I’ve read two of the six shortlisted books so far.
Greg Bears’ Hull Three Zero and Drew Magary’s The End Specialist.
So far I’m not that impressed. I’m not getting what I expected and I’m not getting what I think I should be getting from books that arguably the six best science fiction books published last year.
I’m looking for a good story well told. Interesting characters doing believable things leading to a satisfactory end with good structure and delicious language.
I’m looking for a tale of science that provokes thinking about the role of technology on lives as they are lived. A parable from the future that has been sent back in time. Something that makes me really think about how the future might be and what things are happening today that shape that future
I’m looking for a genre changing story. Something that changes the way science fiction works, the conventions, short hands and tropes.
Hull Three Zero is interesting for the manner of telling. The story is a fairly standard one. There is a problem on a Big Spaceship. Only our hero can solve the problem by reversing the polarity.
The unusual element is that our hero has no idea who he is for about three quarters of the book. Which in a first person narrative is disorientating and interesting.
There were some thoughts provoked on the nature of evolution as it is experienced by the subject and on the ethicality of certain forms of generation ship and of the colonisation of occupied systems. But these were a bit by the by.
So a fairly standard story with fairly standard ideas told in an interesting way which triggered some thinking on my part.

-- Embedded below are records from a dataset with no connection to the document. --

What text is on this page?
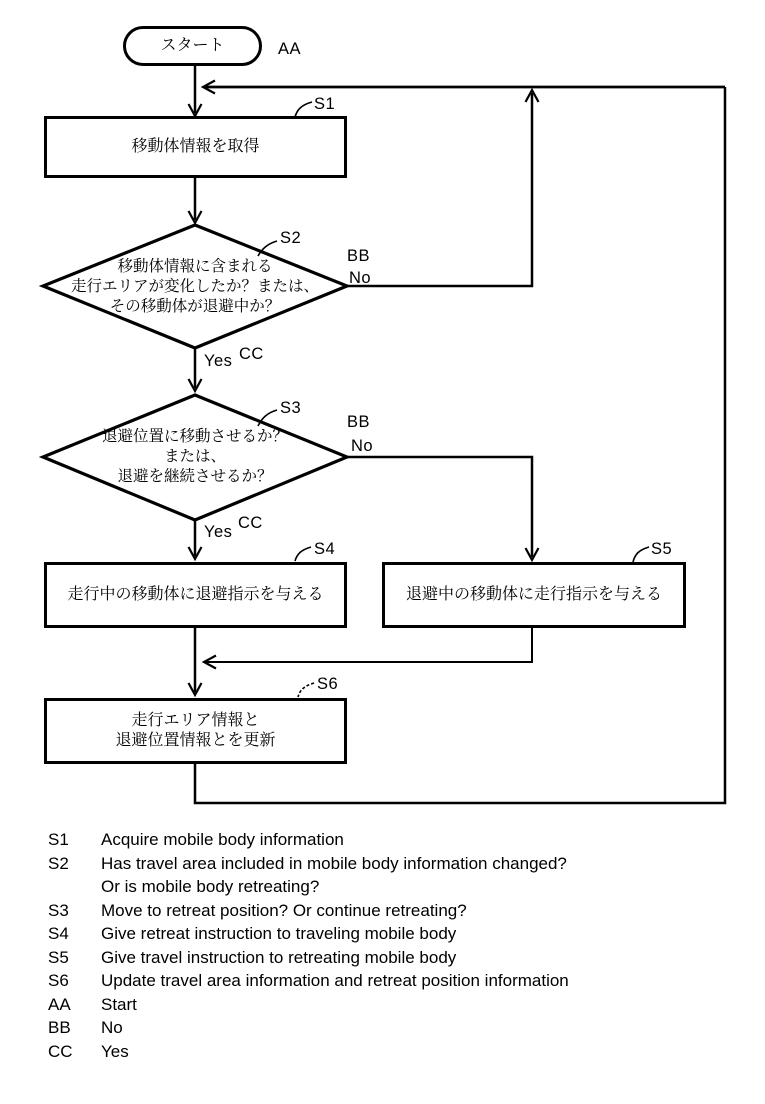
スタート
移動体情報を取得
移動体情報に含まれる
走行エリアが変化したか？または、
その移動体が退避中か？
退避位置に移動させるか？
または、
退避を継続させるか？
走行中の移動体に退避指示を与える	退避中の移動体に走行指示を与える
走行エリア情報と
退避位置情報とを更新
S1
S2
S3
S4	S5
S6
AA
BB
No
Yes CC
BB
No
Yes CC
S1	Acquire mobile body information
S2	Has travel area included in mobile body information changed?
Or is mobile body retreating?
S3	Move to retreat position? Or continue retreating?
S4	Give retreat instruction to traveling mobile body
S5	Give travel instruction to retreating mobile body
S6	Update travel area information and retreat position information
AA	Start
BB	No
CC	Yes
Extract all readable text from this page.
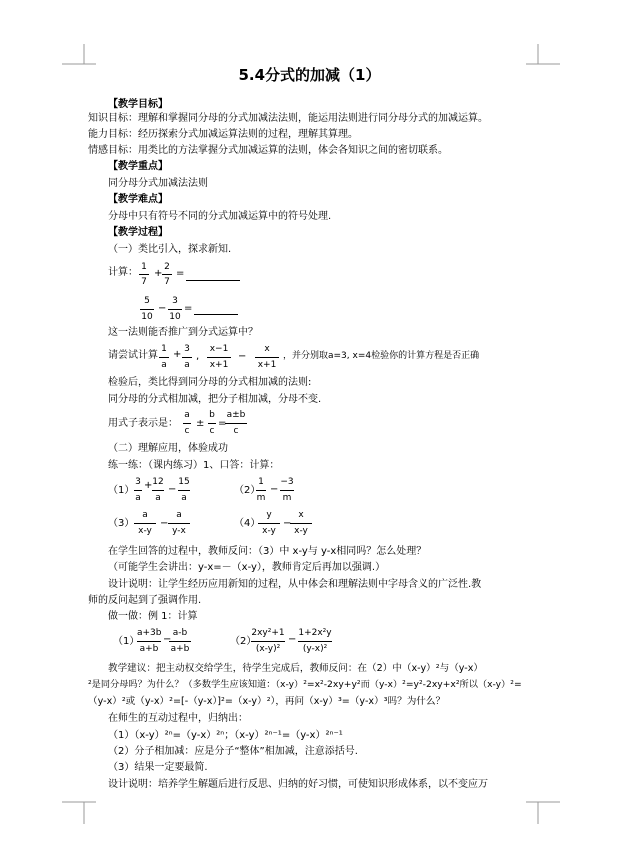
5.4分式的加减（1）
【教学目标】
知识目标：理解和掌握同分母的分式加减法法则，能运用法则进行同分母分式的加减运算。
能力目标：经历探索分式加减运算法则的过程，理解其算理。
情感目标：用类比的方法掌握分式加减运算的法则，体会各知识之间的密切联系。
【教学重点】
同分母分式加减法法则
【教学难点】
分母中只有符号不同的分式加减运算中的符号处理.
【教学过程】
（一）类比引入，探求新知.
计算： 1
7
+
2
7
=
5
10
−
3
10
=
这一法则能否推广到分式运算中？
请尝试计算
1
a
+ 3
a
,
x−1
x+1
−
x
x+1
，并分别取a=3, x=4检验你的计算方程是否正确
检验后，类比得到同分母的分式相加减的法则:
同分母的分式相加减，把分子相加减，分母不变.
用式子表示是：
a
c
±
b
c
=
a±b
c
（二）理解应用，体验成功
练一练：（课内练习）1、口答：计算：
（1）
3
a
+ 12
a
−
15
a
（2）
1
m
−
−3
m
（3）
a
x-y
−
a
y-x
（4）
y
x-y
−
x
x-y
在学生回答的过程中，教师反问：（3）中 x-y与 y-x相同吗？怎么处理？
（可能学生会讲出：y-x=－（x-y），教师肯定后再加以强调.）
设计说明：让学生经历应用新知的过程，从中体会和理解法则中字母含义的广泛性.教
师的反问起到了强调作用.
做一做：例 1：计算
（1）
a+3b
a+b
−
a-b
a+b
（2）
2xy²+1
(x-y)²
−
1+2x²y
(y-x)²
教学建议：把主动权交给学生，待学生完成后，教师反问：在（2）中（x-y）²与（y-x）
²是同分母吗？为什么？（多数学生应该知道：（x-y）²=x²-2xy+y²而（y-x）²=y²-2xy+x²所以（x-y）²=
（y-x）²或（y-x）²=[-（y-x）]²=（x-y）²），再问（x-y）³=（y-x）³吗？为什么？
在师生的互动过程中，归纳出：
（1）（x-y）²ⁿ=（y-x）²ⁿ；（x-y）²ⁿ⁻¹=（y-x）²ⁿ⁻¹
（2）分子相加减：应是分子“整体”相加减，注意添括号.
（3）结果一定要最简.
设计说明：培养学生解题后进行反思、归纳的好习惯，可使知识形成体系，以不变应万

It’s the best of the two so far.
The End Specialist by Drew Magary ought to have been the more thought provoking of the two books read so far. It deals explicitly with the effect of a dramatic change in life expectancy. It ought to be a really interesting story about the impact of near immortality with an exploration of the resource constraints of increased population meeting
I just don’t think it deals with it very well. Faced with sudden mass immortality people continue to behave much as they did before. As the population rises resources become scarce. This drives up the price but it doesn’t seem to trigger any reduction in demand or technological innovation. In the face of rising prices no one seems to delay having children. There is a lemming like approach to the impending doom. As a warning I found it a little one dimensional.
I think it says something about the USian approach to consumption and climate change.
However, because the economics hasn’t been thought out clearly I found the story didn’t carry me into a future I thought lamentable but plausible. Paulo Bacigalup tackles this kind of dystopia better in Calorie Man and some of his other stories.
Nor was the main character interesting enough to carry a whole novel. He didn’t seem to change much internally.
I was waiting for a big ending which took me from the world of the narrator back to the world of the prologue. Instead the story just sort of slips away.
It would have been a better short story.
So, mindful of Christopher Priest’s views on the short list I’m moving on to Charles Stross’ Rule 34. Having read Halting State recently I’m not expecting to have my conceptions of the future or of the genre radically altered but I am looking forward to an enjoyable tale. I suspect that this series of Stross’ work will be more influential on the genre and my thinking about the future in aggregate.